What next steps are needed to integrate cfDNA testing into clinical practice?

Our study, while powerful, has its limitations. It was a retrospective analysis from a single center, and the patient population had varied conditioning regimens and donor types. The timing of the test was at the physician's discretion rather than part of a rigid protocol. Therefore, the next step is clear: we need larger, prospective, multicenter trials to validate these findings and establish standardized protocols for cfDNA monitoring.

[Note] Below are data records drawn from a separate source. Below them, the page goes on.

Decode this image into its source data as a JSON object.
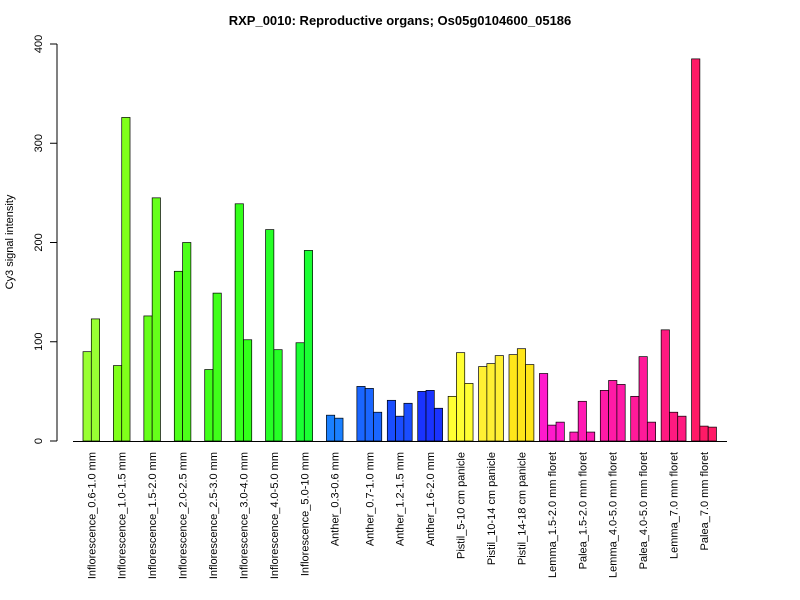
{
  "chart_data": {
    "type": "bar",
    "title": "RXP_0010: Reproductive organs; Os05g0104600_05186",
    "xlabel": "",
    "ylabel": "Cy3 signal intensity",
    "ylim": [
      0,
      400
    ],
    "yticks": [
      0,
      100,
      200,
      300,
      400
    ],
    "grid": false,
    "legend": "none",
    "groups": [
      {
        "label": "Inflorescence_0.6-1.0 mm",
        "color": "#99ff33",
        "values": [
          90,
          123
        ]
      },
      {
        "label": "Inflorescence_1.0-1.5 mm",
        "color": "#80ff1a",
        "values": [
          76,
          326
        ]
      },
      {
        "label": "Inflorescence_1.5-2.0 mm",
        "color": "#66ff1a",
        "values": [
          126,
          245
        ]
      },
      {
        "label": "Inflorescence_2.0-2.5 mm",
        "color": "#4dff1a",
        "values": [
          171,
          200
        ]
      },
      {
        "label": "Inflorescence_2.5-3.0 mm",
        "color": "#40ff1a",
        "values": [
          72,
          149
        ]
      },
      {
        "label": "Inflorescence_3.0-4.0 mm",
        "color": "#33ff1a",
        "values": [
          239,
          102
        ]
      },
      {
        "label": "Inflorescence_4.0-5.0 mm",
        "color": "#26ff26",
        "values": [
          213,
          92
        ]
      },
      {
        "label": "Inflorescence_5.0-10 mm",
        "color": "#1aff33",
        "values": [
          99,
          192
        ]
      },
      {
        "label": "Anther_0.3-0.6 mm",
        "color": "#1a80ff",
        "values": [
          26,
          23
        ]
      },
      {
        "label": "Anther_0.7-1.0 mm",
        "color": "#1a66ff",
        "values": [
          55,
          53,
          29
        ]
      },
      {
        "label": "Anther_1.2-1.5 mm",
        "color": "#1a4dff",
        "values": [
          41,
          25,
          38
        ]
      },
      {
        "label": "Anther_1.6-2.0 mm",
        "color": "#1a33ff",
        "values": [
          50,
          51,
          33
        ]
      },
      {
        "label": "Pistil_5-10 cm panicle",
        "color": "#ffff33",
        "values": [
          45,
          89,
          58
        ]
      },
      {
        "label": "Pistil_10-14 cm panicle",
        "color": "#fff033",
        "values": [
          75,
          78,
          86
        ]
      },
      {
        "label": "Pistil_14-18 cm panicle",
        "color": "#ffe61a",
        "values": [
          87,
          93,
          77
        ]
      },
      {
        "label": "Lemma_1.5-2.0 mm floret",
        "color": "#ff1acc",
        "values": [
          68,
          16,
          19
        ]
      },
      {
        "label": "Palea_1.5-2.0 mm floret",
        "color": "#ff1ab3",
        "values": [
          9,
          40,
          9
        ]
      },
      {
        "label": "Lemma_4.0-5.0 mm floret",
        "color": "#ff1aa6",
        "values": [
          51,
          61,
          57
        ]
      },
      {
        "label": "Palea_4.0-5.0 mm floret",
        "color": "#ff1a99",
        "values": [
          45,
          85,
          19
        ]
      },
      {
        "label": "Lemma_7.0 mm floret",
        "color": "#ff1a80",
        "values": [
          112,
          29,
          25
        ]
      },
      {
        "label": "Palea_7.0 mm floret",
        "color": "#ff1a66",
        "values": [
          385,
          15,
          14
        ]
      }
    ]
  }
}
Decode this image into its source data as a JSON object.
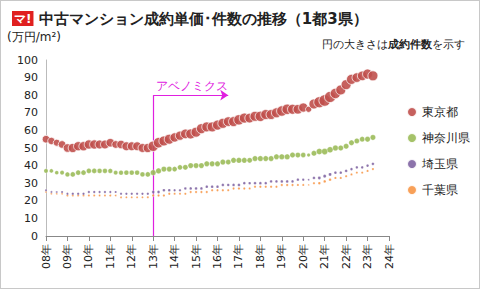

The ultimate vision is to integrate serial cfDNA testing as the standard of care for all patients with AML post-transplant. Imagine a future where a patient's follow-up visit involves a simple, routine blood draw. Within days, their physician receives a report detailing their MRD status with exquisite sensitivity. If the test is negative, it provides profound reassurance. If it becomes positive, it triggers an immediate, pre-planned therapeutic response designed to eliminate the residual disease before it can take hold.

This is the promise of personalized, proactive medicine. It is about shifting the paradigm from reacting to a relapse to preventing one. For the thousands of patients who place their hope in a stem cell transplant, this technology represents more than just a scientific advancement. It represents a tangible path toward greater certainty, better outcomes, and the ultimate goal we all share: a lasting cure.